I’m not quite certain when my love affair with wildflowers began. Part of my affection stems from my love of butterflies; a lepidopterist has to be part botanist in order to understand the relationship between them. But my love of spring wildflowers is separate, and not just because the majority of them aren’t pollinated by butterflies. I admire these flowers with a short blooming period; completing their life cycles before the leaves take over with such precision and efficiency.

Seldom-seen yellow trout lily

Seldom-seen yellow trout lily

After so many years of living and working at Mount Magazine State Park, I delight in being able to take visitors to fire pink, spiderwort, Ohio buckeye, historic quince, and lilac shrubs on Will Apple’s Road Trail; bloodroot, trillium, and crested iris on the Signal Hill trail, and Jack-in-the-Pulpit on the Cove Lake trail.

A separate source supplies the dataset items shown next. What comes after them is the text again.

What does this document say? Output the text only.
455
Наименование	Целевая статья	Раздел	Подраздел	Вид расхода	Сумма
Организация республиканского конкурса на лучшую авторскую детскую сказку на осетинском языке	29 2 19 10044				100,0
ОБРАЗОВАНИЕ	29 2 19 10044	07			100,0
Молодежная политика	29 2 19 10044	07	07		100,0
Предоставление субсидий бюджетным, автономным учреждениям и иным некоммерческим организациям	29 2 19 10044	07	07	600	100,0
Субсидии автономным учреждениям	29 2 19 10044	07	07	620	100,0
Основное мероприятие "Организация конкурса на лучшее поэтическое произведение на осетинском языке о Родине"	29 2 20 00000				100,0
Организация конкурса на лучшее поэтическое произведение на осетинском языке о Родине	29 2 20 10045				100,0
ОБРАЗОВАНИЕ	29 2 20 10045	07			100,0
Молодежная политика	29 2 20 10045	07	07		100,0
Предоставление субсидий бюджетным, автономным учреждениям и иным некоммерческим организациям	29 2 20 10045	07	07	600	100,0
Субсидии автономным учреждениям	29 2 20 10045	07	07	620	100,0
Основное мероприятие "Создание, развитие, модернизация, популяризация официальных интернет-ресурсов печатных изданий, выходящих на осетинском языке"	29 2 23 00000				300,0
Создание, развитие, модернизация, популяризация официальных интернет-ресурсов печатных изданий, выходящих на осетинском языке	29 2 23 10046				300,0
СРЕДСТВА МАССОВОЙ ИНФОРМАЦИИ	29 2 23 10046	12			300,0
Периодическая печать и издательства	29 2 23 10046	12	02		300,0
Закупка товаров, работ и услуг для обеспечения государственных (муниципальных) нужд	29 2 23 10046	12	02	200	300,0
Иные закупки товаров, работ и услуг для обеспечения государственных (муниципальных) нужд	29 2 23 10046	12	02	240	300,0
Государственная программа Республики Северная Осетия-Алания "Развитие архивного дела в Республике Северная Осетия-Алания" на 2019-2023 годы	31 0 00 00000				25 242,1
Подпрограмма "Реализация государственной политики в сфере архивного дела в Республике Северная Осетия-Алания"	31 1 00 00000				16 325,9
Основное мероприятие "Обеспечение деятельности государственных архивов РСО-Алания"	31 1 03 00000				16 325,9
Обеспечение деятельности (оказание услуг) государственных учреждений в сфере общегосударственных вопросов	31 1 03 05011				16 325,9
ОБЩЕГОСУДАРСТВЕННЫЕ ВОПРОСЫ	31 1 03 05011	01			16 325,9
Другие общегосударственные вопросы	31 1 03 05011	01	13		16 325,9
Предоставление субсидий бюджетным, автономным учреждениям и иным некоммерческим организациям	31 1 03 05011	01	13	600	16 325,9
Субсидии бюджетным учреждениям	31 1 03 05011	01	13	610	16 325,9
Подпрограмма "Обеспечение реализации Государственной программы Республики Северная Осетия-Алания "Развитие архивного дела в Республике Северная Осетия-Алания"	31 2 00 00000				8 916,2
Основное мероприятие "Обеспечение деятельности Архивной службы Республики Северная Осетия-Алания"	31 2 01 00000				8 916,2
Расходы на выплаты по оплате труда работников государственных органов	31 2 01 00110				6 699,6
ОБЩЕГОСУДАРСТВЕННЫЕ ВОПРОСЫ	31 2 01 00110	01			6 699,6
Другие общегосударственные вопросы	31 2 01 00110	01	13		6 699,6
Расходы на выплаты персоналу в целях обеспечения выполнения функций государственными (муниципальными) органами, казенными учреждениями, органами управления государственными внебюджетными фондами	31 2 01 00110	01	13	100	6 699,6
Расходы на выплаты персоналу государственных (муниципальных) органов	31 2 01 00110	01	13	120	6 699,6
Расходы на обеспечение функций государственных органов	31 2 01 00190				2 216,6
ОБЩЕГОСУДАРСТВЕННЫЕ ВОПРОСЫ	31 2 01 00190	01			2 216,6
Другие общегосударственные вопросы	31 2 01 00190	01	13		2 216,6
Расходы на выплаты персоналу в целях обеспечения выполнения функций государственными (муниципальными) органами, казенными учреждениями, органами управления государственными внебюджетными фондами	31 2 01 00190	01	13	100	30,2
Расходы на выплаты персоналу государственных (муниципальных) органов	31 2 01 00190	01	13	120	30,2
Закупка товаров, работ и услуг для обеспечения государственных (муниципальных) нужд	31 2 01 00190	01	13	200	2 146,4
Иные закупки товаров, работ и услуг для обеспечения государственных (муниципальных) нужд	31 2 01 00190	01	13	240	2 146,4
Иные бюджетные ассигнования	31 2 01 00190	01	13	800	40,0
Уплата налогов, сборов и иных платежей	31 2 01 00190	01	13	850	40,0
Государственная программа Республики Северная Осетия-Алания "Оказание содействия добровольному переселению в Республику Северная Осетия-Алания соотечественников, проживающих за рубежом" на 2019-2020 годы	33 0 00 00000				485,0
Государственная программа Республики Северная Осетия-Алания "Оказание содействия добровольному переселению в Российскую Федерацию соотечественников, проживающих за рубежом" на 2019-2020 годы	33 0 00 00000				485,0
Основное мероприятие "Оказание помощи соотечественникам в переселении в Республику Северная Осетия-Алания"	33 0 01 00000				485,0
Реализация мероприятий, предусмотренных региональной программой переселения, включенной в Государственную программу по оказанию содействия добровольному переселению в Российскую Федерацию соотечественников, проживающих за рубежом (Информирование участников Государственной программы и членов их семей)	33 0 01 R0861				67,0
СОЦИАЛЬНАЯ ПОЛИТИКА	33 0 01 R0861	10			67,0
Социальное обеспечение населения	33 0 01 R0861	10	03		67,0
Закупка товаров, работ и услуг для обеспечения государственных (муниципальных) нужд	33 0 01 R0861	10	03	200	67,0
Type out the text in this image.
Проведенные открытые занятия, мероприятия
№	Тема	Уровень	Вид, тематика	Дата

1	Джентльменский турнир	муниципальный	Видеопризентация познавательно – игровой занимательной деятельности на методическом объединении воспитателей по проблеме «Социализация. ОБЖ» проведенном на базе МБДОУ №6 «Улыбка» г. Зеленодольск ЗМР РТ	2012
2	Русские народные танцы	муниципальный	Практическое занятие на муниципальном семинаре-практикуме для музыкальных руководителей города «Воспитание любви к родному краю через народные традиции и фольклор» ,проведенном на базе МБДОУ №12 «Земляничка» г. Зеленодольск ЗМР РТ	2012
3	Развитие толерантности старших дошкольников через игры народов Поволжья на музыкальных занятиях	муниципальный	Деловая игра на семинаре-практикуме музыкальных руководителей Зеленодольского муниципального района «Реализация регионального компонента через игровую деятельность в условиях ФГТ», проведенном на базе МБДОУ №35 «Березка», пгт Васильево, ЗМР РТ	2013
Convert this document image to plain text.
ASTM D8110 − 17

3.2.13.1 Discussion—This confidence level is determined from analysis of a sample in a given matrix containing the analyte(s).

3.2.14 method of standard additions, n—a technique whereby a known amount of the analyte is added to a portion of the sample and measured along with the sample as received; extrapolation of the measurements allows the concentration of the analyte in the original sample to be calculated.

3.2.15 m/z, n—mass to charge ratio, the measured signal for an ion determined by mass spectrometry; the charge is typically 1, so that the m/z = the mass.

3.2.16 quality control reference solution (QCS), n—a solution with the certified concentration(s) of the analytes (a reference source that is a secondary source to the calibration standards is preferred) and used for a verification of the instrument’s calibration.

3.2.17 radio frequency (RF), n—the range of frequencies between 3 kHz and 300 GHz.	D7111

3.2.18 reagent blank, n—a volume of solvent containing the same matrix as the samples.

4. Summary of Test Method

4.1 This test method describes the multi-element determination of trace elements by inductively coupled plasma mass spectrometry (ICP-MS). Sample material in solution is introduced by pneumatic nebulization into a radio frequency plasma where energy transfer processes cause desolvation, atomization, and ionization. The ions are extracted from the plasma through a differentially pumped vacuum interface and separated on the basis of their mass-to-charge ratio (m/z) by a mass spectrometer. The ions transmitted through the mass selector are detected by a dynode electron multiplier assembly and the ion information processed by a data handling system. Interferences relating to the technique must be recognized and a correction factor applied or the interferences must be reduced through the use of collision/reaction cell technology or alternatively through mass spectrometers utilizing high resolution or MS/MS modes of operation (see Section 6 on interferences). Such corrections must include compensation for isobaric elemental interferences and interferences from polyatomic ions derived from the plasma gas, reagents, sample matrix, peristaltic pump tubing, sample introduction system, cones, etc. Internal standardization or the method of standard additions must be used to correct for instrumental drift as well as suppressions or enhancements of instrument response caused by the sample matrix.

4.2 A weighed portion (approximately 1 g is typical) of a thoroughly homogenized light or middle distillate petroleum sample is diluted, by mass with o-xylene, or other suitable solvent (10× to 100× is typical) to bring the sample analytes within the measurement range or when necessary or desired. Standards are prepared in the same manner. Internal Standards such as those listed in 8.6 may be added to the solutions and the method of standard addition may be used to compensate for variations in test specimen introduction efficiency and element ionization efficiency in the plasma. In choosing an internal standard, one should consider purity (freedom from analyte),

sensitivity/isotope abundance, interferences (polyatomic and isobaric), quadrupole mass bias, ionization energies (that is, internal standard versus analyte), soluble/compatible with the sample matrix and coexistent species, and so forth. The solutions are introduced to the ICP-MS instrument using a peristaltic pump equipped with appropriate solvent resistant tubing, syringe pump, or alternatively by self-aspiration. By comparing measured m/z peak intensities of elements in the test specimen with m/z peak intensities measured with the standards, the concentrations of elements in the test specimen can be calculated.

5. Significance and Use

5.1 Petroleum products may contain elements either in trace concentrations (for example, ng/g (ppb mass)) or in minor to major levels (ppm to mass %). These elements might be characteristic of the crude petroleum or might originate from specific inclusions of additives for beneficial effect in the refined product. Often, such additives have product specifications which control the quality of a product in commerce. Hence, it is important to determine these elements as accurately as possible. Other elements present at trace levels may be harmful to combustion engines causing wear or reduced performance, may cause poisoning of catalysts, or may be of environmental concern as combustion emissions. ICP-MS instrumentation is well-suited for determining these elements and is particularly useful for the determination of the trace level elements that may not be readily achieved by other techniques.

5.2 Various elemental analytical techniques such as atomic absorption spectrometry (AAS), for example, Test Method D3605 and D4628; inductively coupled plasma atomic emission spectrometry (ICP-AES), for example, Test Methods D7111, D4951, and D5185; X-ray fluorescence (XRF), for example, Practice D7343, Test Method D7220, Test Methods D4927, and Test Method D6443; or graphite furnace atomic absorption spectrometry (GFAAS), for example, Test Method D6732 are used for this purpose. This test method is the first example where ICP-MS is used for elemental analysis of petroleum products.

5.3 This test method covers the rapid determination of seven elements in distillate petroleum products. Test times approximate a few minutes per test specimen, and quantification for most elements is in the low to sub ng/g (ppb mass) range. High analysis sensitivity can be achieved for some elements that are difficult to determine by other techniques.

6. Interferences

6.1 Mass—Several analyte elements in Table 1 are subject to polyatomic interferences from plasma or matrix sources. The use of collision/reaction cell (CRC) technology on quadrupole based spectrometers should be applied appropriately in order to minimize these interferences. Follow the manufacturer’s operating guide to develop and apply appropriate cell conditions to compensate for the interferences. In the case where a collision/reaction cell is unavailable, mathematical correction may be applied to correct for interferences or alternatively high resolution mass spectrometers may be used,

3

I am asked lots of questions about which trail to take to see wildflowers, and am often asked to identify photos of wildflowers after the hike is over. Helping visitors connect to nature in this way, and helping them gain confidence in their identification skills, and helping kids begin their own butterfly gardens are highlights of spring.

If not during spring break, then at some point in spring, I encourage you to visit a state park and walk a trail to cure your spring fever.

Lori Spencer, Certified Heritage Interpreter

Lori Spencer, Certified Heritage Interpreter

Lori Spencer has been a volunteer at Mount Magazine State Park since 1997, and is chairman of the Mount Magazine Action Group. She holds a M.S. in entomology and is the author of Arkansas Butterflies and Moths.